I had seen him like this many times but suddenly I felt a chill go down my spine. Why did the dark hole in his cloak where his face should have been fill me with dread? Why did the whispery voice twist my stomach in knots instead of giving me comfort?
“Indeed, yes, all is in readiness,” the oily voice assured him. “And the bite was a good one—his blood was sweet. I knew he would turn the moment I tasted it.”

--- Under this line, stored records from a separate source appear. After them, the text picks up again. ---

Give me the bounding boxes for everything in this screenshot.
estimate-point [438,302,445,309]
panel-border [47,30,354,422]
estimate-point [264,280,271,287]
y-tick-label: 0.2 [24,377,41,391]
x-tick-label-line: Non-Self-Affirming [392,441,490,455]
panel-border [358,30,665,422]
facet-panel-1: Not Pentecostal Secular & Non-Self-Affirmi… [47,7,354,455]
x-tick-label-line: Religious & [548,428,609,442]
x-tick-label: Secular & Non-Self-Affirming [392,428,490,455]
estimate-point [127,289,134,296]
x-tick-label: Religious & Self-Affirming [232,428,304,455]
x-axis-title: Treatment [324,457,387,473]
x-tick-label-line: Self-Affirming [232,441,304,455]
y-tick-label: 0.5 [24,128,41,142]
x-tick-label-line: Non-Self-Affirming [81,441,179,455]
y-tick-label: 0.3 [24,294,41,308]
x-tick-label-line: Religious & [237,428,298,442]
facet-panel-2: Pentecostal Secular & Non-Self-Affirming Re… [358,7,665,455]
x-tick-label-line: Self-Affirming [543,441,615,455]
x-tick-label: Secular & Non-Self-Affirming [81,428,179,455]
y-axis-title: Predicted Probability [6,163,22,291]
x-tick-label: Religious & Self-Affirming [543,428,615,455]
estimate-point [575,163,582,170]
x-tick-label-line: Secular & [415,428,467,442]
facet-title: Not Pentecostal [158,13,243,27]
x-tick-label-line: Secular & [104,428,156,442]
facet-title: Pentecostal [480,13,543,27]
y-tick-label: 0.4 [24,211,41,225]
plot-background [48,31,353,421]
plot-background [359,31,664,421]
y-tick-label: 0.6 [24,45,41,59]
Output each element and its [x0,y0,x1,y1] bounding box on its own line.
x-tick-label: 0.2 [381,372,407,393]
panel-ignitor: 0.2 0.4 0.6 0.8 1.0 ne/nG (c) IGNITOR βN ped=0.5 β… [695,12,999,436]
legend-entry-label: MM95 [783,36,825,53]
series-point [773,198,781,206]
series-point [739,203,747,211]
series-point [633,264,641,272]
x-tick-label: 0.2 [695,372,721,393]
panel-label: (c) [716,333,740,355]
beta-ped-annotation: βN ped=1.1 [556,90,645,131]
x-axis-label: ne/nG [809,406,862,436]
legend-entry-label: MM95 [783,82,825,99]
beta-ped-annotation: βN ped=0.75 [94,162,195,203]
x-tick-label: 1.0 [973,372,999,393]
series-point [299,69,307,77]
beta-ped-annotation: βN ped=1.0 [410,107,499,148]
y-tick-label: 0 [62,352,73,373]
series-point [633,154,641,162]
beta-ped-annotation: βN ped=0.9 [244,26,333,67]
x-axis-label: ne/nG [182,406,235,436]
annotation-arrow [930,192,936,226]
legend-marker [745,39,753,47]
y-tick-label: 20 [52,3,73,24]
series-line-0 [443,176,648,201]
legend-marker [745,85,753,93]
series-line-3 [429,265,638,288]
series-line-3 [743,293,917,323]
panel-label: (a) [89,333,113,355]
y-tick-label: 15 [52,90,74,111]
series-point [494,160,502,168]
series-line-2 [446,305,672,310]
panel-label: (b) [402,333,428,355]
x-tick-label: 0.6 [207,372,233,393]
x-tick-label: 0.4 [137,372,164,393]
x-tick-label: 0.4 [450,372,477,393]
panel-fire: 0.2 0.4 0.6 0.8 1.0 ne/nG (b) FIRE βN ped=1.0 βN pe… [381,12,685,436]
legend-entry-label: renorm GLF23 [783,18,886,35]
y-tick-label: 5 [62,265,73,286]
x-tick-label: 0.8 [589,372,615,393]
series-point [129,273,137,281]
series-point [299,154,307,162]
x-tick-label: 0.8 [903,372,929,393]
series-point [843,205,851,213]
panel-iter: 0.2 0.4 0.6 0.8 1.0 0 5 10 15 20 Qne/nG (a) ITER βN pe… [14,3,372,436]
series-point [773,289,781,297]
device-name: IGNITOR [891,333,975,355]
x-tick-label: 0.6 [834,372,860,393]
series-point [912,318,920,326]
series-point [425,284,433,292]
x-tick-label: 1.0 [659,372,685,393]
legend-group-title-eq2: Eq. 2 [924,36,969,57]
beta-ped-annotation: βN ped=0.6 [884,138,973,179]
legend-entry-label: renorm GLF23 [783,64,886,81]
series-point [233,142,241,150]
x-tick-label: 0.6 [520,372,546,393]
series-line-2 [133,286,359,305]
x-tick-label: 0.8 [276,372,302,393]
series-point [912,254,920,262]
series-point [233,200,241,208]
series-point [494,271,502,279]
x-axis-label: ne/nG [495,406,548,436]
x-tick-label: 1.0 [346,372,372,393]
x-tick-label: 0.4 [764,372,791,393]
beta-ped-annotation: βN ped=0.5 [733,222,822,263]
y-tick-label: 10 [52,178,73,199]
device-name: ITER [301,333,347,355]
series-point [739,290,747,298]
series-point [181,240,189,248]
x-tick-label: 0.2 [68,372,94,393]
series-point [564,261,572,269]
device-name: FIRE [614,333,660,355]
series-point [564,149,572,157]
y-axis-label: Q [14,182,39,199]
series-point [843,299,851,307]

I dragged my eyes from my boss and looked at the second man. He was tall and thin with pale skin and a lank curtain of hair that hid one of his eyes. I took a closer look and bit back a gasp. In the dim light of the burned out sanctuary, the man’s one visible eye glowed a malevolent yellow-brown. And when he parted his lips to speak, I saw the unmistakable glint of fangs. A vampire! And not just any vampire—it was the leech that had bitten Michael in the ER in the first place. Why was The Monsignor talking to him instead of staking his ass to the floor?
“Be certain that you do not harm him,” The Monsignor said. “He is of no use to me dead.”
“Do you really believe, my lord, that he might be the one of which the prophesy speaks?” The snake-like vamp rubbed his long, skinny hands together with a sound like dry scales rustling.
“We shall see.” The Monsignor sounded excited, almost…greedy. It was a tone I had never expected to hear in that whispery voice. “If the blood is right, and I believe that it is, he may be. Think, Jerome, the dawn of a whole new race. Moran is the key. His blood is the key.”
“And what of the girl?” snake-vamp asked. “She wounded me most grievously, my lord, and I am not accustomed to such indignities.” He pulled back the lank curtain of hair, exposing a mass of healing scar tissue where the other eye should have been. Apparently the holy water I’d poured down his throat had inhibited the regeneration process. Or maybe it was the silver blade I’d planted in his brain. But it wasn’t the missing eye I was most concerned with.
On the vamp’s high, narrow forehead was a round slick spot that looked like a black bubble of oil. But I knew this bubble would never pop. It was the oculare de autorita— what the vamps call the ‘eye of power’ or the ‘eye of authority.’ And only Elders had it. Damn—I had known there was something strange about the vamp that had bitten Michael. No doubt if I had been paying more attention to the vampire instead of to Michael, I would have noticed the aura of power around him that every Elder has. It’s like getting too close to a huge generator when you’re next to one of them—all the hair on your body wants to stand up at once and you can almost feel the current of darkness and evil coursing through them like electrical energy.
“The girl, my lord. I want her blood,” the Elder insisted.
“The girl?” I saw the red-clad shoulders shrug as The Monsignor considered what the Elder had said. What was he doing consorting with an Elder anyway? These were the very vamps he had sent me out to kill again and again. But my boss’s next words drove everything else out of my mind.
“She has served her purpose,” The Monsignor said. “And her blood is immune to the virus—she cannot be turned. Kill her.”